Gunshots not biggest danger for hunters

PHILADELPHIA, PA.; November 28, 2010

A new study shows that despite popular belief, most hunters AREN'T injured by gunshots, but by falls.

Ron Horn loves the great outdoors, but he hasn't been able to get out much lately.

Earlier this fall, while preparing the tree stand he uses for hunting deer, he slipped, and fell 2 stories.

Horn remembers, "They found me about 4 o'clock the next day, so I laid there about 20 hours. And it rained all night, and the temperature dropped."

Ron was flown to the Ohio State University medical center, for treatment of hypothermia, and fractures in his hip, 7 ribs, and 2 vertebrae.

Doctors say that's typical of the hunting injuries that turned up in a recent study.

Dr. Charles Cook, the study leader, says, " 50% of our admissions were suffering from falls, usually from their tree stands and only 30% of our admissions were gunshot wounds."

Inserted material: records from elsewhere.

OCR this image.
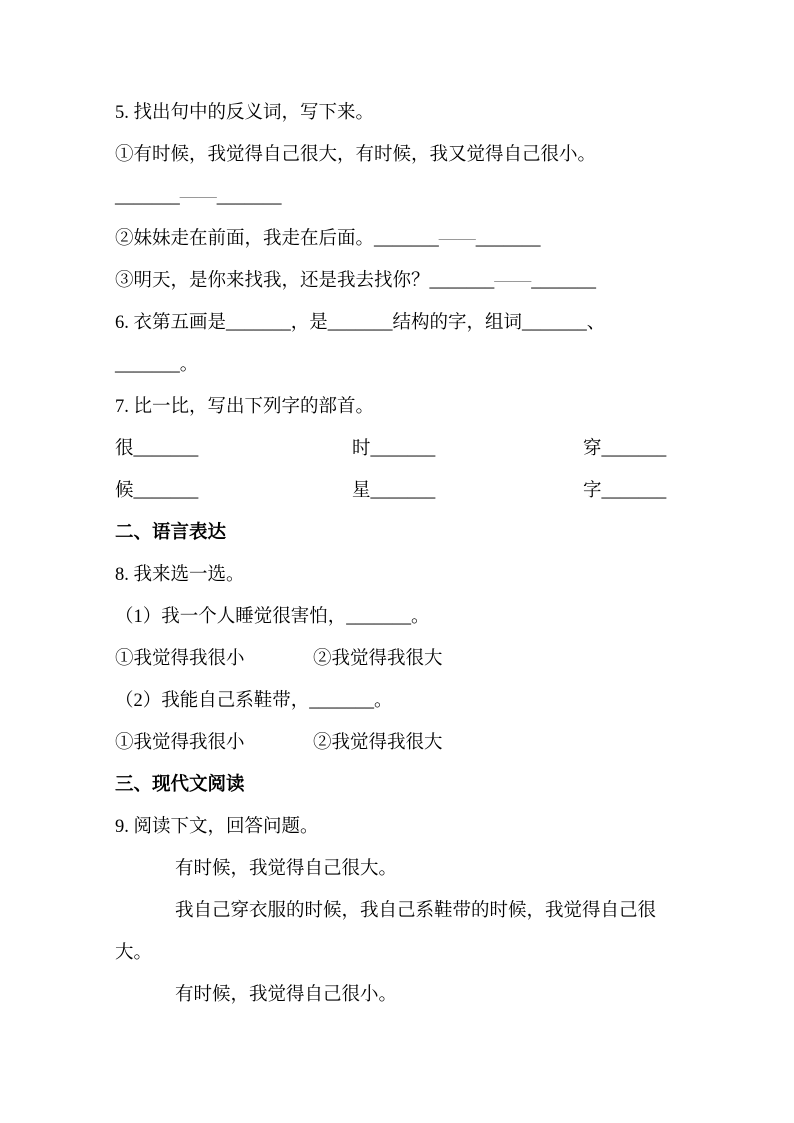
5. 找出句中的反义词，写下来。

①有时候，我觉得自己很大，有时候，我又觉得自己很小。

_______——_______

②妹妹走在前面，我走在后面。_______——_______

③明天，是你来找我，还是我去找你？_______——_______

6. 衣第五画是_______，是_______结构的字，组词_______、

_______。

7. 比一比，写出下列字的部首。

很_______	时_______	穿_______

候_______	星_______	字_______

二、语言表达

8. 我来选一选。

（1）我一个人睡觉很害怕，_______。

①我觉得我很小	②我觉得我很大

（2）我能自己系鞋带，_______。

①我觉得我很小	②我觉得我很大

三、现代文阅读

9. 阅读下文，回答问题。

有时候，我觉得自己很大。

我自己穿衣服的时候，我自己系鞋带的时候，我觉得自己很

大。

有时候，我觉得自己很小。
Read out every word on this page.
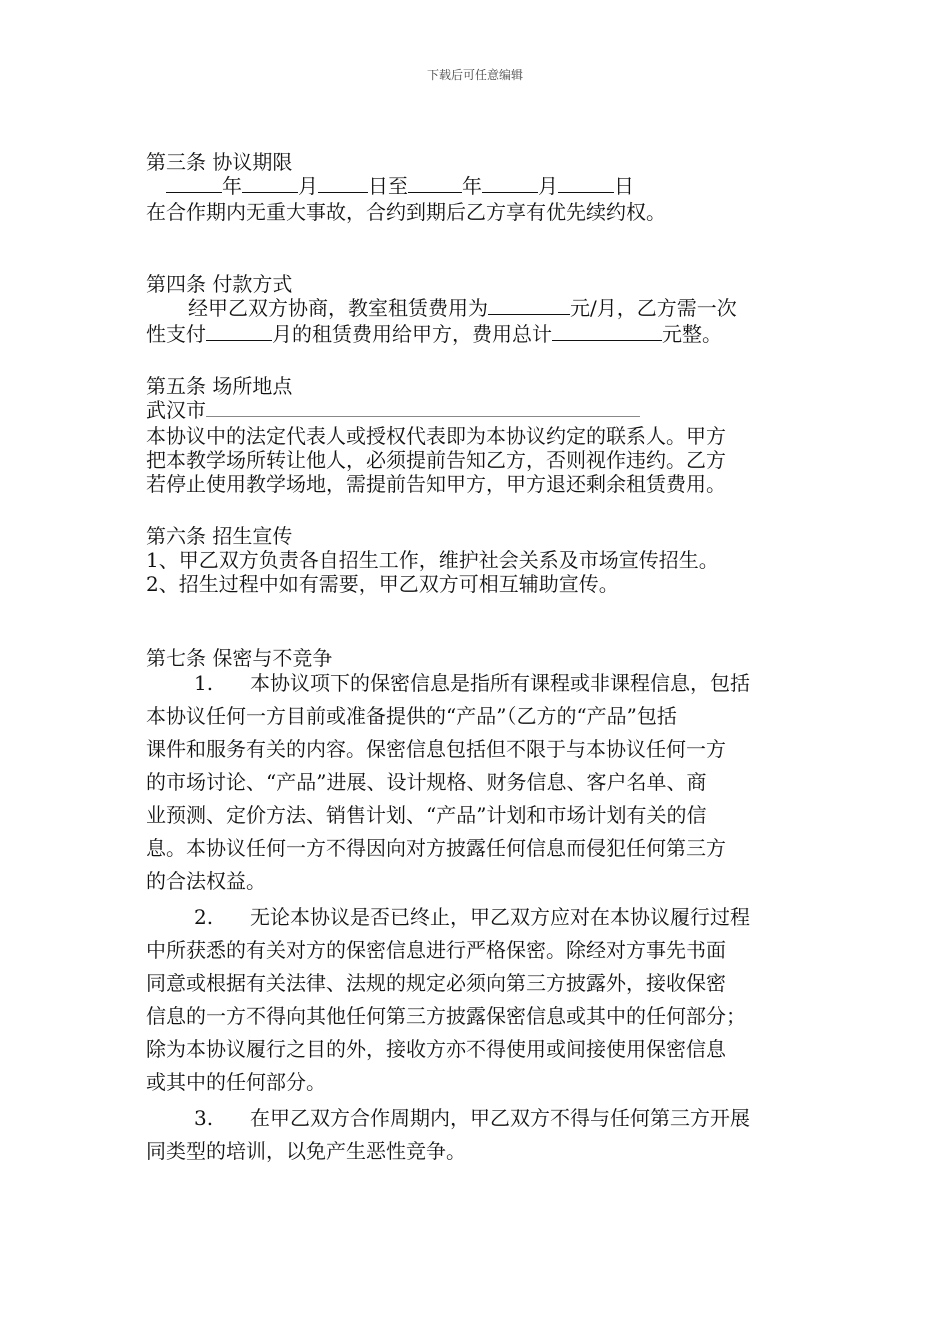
下载后可任意编辑
第三条 协议期限
年	月	日至	年	月	日
在合作期内无重大事故，合约到期后乙方享有优先续约权。
第四条 付款方式
经甲乙双方协商，教室租赁费用为	元/月，乙方需一次
性支付	月的租赁费用给甲方，费用总计	元整。
第五条 场所地点
武汉市
本协议中的法定代表人或授权代表即为本协议约定的联系人。甲方
把本教学场所转让他人，必须提前告知乙方，否则视作违约。乙方
若停止使用教学场地，需提前告知甲方，甲方退还剩余租赁费用。
第六条 招生宣传
1、甲乙双方负责各自招生工作，维护社会关系及市场宣传招生。
2、招生过程中如有需要，甲乙双方可相互辅助宣传。
第七条 保密与不竞争
1. 本协议项下的保密信息是指所有课程或非课程信息，包括
本协议任何一方目前或准备提供的“产品”（乙方的“产品”包括
课件和服务有关的内容。保密信息包括但不限于与本协议任何一方
的市场讨论、“产品”进展、设计规格、财务信息、客户名单、商
业预测、定价方法、销售计划、“产品”计划和市场计划有关的信
息。本协议任何一方不得因向对方披露任何信息而侵犯任何第三方
的合法权益。
2. 无论本协议是否已终止，甲乙双方应对在本协议履行过程
中所获悉的有关对方的保密信息进行严格保密。除经对方事先书面
同意或根据有关法律、法规的规定必须向第三方披露外，接收保密
信息的一方不得向其他任何第三方披露保密信息或其中的任何部分；
除为本协议履行之目的外，接收方亦不得使用或间接使用保密信息
或其中的任何部分。
3. 在甲乙双方合作周期内，甲乙双方不得与任何第三方开展
同类型的培训，以免产生恶性竞争。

Dr. Charles Cook says that's counter to the common belief about hunting injuries.

And tree stands, which are built to give hunters a height advantage, are particularly risky.

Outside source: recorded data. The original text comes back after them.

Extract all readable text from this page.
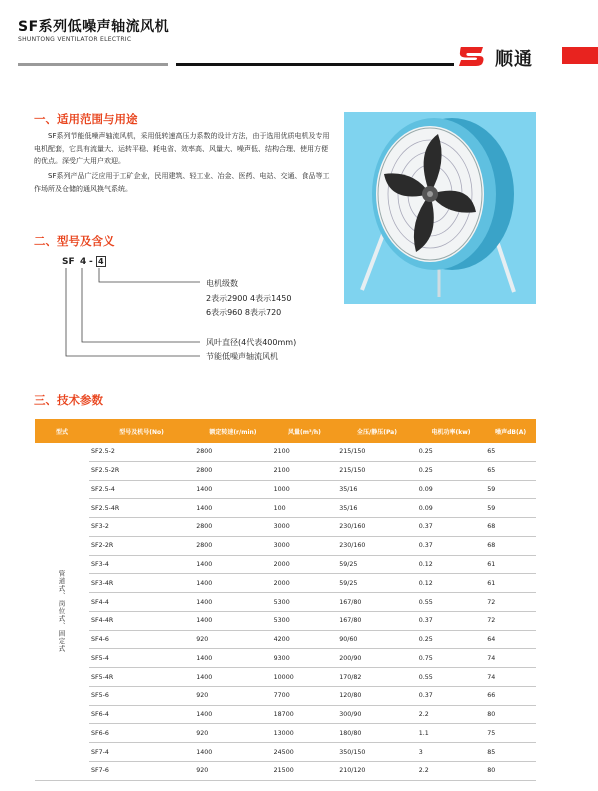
SF系列低噪声轴流风机
SHUNTONG VENTILATOR ELECTRIC
顺通
一、适用范围与用途

SF系列节能低噪声轴流风机，采用低转速高压力系数的设计方法，由于选用优质电机及专用电机配套，它具有流量大、运转平稳、耗电省、效率高、风量大、噪声低、结构合理、使用方便的优点。深受广大用户欢迎。

SF系列产品广泛应用于工矿企业，民用建筑、轻工业、冶金、医药、电站、交通、食品等工作场所及仓储的通风换气系统。

二、型号及含义
SF 4 - 4
电机级数
2表示2900 4表示1450
6表示960 8表示720
风叶直径(4代表400mm)
节能低噪声轴流风机
三、技术参数
型式	型号及机号(No)	额定转速(r/min)	风量(m³/h)	全压/静压(Pa)	电机功率(kw)	噪声dB(A)

管道式、岗位式、固定式	SF2.5-2	2800	2100	215/150	0.25	65
	SF2.5-2R	2800	2100	215/150	0.25	65
	SF2.5-4	1400	1000	35/16	0.09	59
	SF2.5-4R	1400	100	35/16	0.09	59
	SF3-2	2800	3000	230/160	0.37	68
	SF2-2R	2800	3000	230/160	0.37	68
	SF3-4	1400	2000	59/25	0.12	61
	SF3-4R	1400	2000	59/25	0.12	61
	SF4-4	1400	5300	167/80	0.55	72
	SF4-4R	1400	5300	167/80	0.37	72
	SF4-6	920	4200	90/60	0.25	64
	SF5-4	1400	9300	200/90	0.75	74
	SF5-4R	1400	10000	170/82	0.55	74
	SF5-6	920	7700	120/80	0.37	66
	SF6-4	1400	18700	300/90	2.2	80
	SF6-6	920	13000	180/80	1.1	75
	SF7-4	1400	24500	350/150	3	85
	SF7-6	920	21500	210/120	2.2	80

Dr. Cook says, "Most of these aren't falls from 3 or 4 feet, the falls are anywhere from 10 to 15, sometimes 20 or 30 feet."

And most of the time, hunters aren 't wearing a safety harness.

Ron says luckily, his 10-year-old daughter found him after his accident.

Now he wants to prevent other hunters from ending up in that situation.

Hunt tells other hunters, "It just takes one time. One time of overlooking simple safety rules, that can cost you."

Dr. Cook says another surprise in his study was that alcohol was only a factor in about 2 per cent of the accidents.

But darkness did play a bigger role.